Alpini veneti contro il videogioco Battlefield 1

montegrappaL’uscita dell’atteso videogioco battlefield 1, uno sparatutto multiplayer ambientato durante la prima guerra mondiale ha indubbiamente fatto la felicità dei videogiocatori fan della serie, ma gli sviluppatori ora devono vedersela con gli alpini veneti a cui non è andato giù che una delle missioni del gioco sia ambientata sul monte grappa in cui si fronteggiarono l’esercito austro-ungarico e quello italiano.

Questo video mostra la missione della campagna single player La missione si chiama “Avanti Savoia” e narra la storia degli arditi, unità italiana che combatteva al motto “O la vittoria, o tutti accoppati!” Giudicate voi se sia irrispettoso.

Questo sotto è un video che mostra la modalità Multiplayer 

il presidente dell’Associazione Nazionale Alpini Sebastiano Favero. fortemente irritato commenta:

Ovvio che sono contrario ad una cosa del genere,  non ci sembra affatto il caso di trasformare un luogo sacro in un videogioco. Il Monte Grappa dovrebbe essere ricordato per il sacrificio di chi ha combattuto ed è morto lassù, dall’una e dall’altra parte, e non quindi essere riportato d’attualità in questo modo, con gente che spara e uccide, con sangue ovunque.

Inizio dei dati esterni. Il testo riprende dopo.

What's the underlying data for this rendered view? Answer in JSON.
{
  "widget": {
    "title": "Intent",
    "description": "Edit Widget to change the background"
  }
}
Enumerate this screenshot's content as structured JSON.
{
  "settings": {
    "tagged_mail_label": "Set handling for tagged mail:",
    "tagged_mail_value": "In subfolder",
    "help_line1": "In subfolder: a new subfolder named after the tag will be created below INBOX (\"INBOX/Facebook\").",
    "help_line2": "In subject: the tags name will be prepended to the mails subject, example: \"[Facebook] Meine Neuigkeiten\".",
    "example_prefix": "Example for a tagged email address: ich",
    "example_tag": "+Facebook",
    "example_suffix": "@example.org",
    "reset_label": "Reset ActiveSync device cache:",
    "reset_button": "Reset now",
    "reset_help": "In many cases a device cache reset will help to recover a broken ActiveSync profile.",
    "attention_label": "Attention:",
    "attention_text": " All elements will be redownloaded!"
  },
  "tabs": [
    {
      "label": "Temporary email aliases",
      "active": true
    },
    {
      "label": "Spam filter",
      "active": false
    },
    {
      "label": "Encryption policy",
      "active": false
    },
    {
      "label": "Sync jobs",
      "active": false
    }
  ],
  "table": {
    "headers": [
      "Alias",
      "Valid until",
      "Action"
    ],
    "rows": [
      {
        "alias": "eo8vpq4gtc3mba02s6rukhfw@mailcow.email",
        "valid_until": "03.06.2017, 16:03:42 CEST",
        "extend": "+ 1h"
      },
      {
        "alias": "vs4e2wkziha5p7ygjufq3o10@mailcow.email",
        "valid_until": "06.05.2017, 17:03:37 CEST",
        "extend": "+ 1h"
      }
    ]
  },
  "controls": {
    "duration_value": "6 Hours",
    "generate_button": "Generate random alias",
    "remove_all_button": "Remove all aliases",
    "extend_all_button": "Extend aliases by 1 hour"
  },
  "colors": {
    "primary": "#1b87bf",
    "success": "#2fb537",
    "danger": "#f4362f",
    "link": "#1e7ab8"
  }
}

Temi delicati, come quello della guerra, specie di questi tempi, vanno affrontati in maniera diversa e non in modi devianti come questo

Il consigliere regionale Sergio Berlato è ancora più duro:

Un vero e proprio sacrilegio, perché solo chi non ama e non conosce il Grappa può ideare un videogioco di questo tipo, che è una mancanza di rispetto nei confronti di un territorio che ha visto morire decine di migliaia di giovani per difendere la patria

A queste si è aggiunta anche la dichiarazione del governatore veneto Luca Zaia:

E’ estremamente irrispettoso utilizzare per un videogioco quello che è stato nella realtà un teatro di morte e di sofferenza, dove rimasero uccisi quasi 23 mila uomini (…) è come se avessero situato un videogame in uno dei nostri cimiteri, in un luogo della memoria dove migliaia di giovani vite vennero tragicamente interrotte.

 

Questa forma deleteria di sacralizzazione della storia e di conseguente protezionismo fine a se stesso è fuori luogo ma anche controproducente.  Infatti è proprio grazie a polemiche di questo genere che si genera curiosità, con l’unico risultato di far aumentare le vendite del gioco.

Se ogni associazione commemorativa dovesse opporsi e bloccare forme più o meno interattive di ricostruzione storica si finirebbe per non poter raccontare più la storia. Spielberg non avrebbe potuto realizzare la famosa scena dello sbarco in Normandia di “Salvate il Soldato Ryan” per opposizione di qualche associazione nazista contrariata.

Non si sarebbe potuto mai mostrare il genocidio della shoah; Oliver Stone non avrebbe potuto giare “Platoon” per opposizione di qualche associazione vietnamita. E così via…

La violenza, la crudeltà e per quanto riguarda il mondo videoludico l’interattività – destianta a contaminare altre forme artistiche come il cinema – non sono dissacranti o irrispettose, ma catartiche e commemorative. Raccontare la fiabetta degli italiani (come gli americani)  buoni che lottarono contro il perfido esercito austro-ungarico per difendere la patria non serve a far comprendere che la guerra è sbagliata, che quasi sempre non ci sono vincitori o vinti, e non fa altro che generare altra guerra. Vedere l’orrore della guerra, invece, è molto più utile, perchè mostra la sofferenza, suscita emozioni, quindi riflessione . La dimensione ludica è solo un pretesto una competizione virtuale svincolata dalla realtà. I videogiocatori non sono imbecilli come coloro che la guerra la fanno per davvero.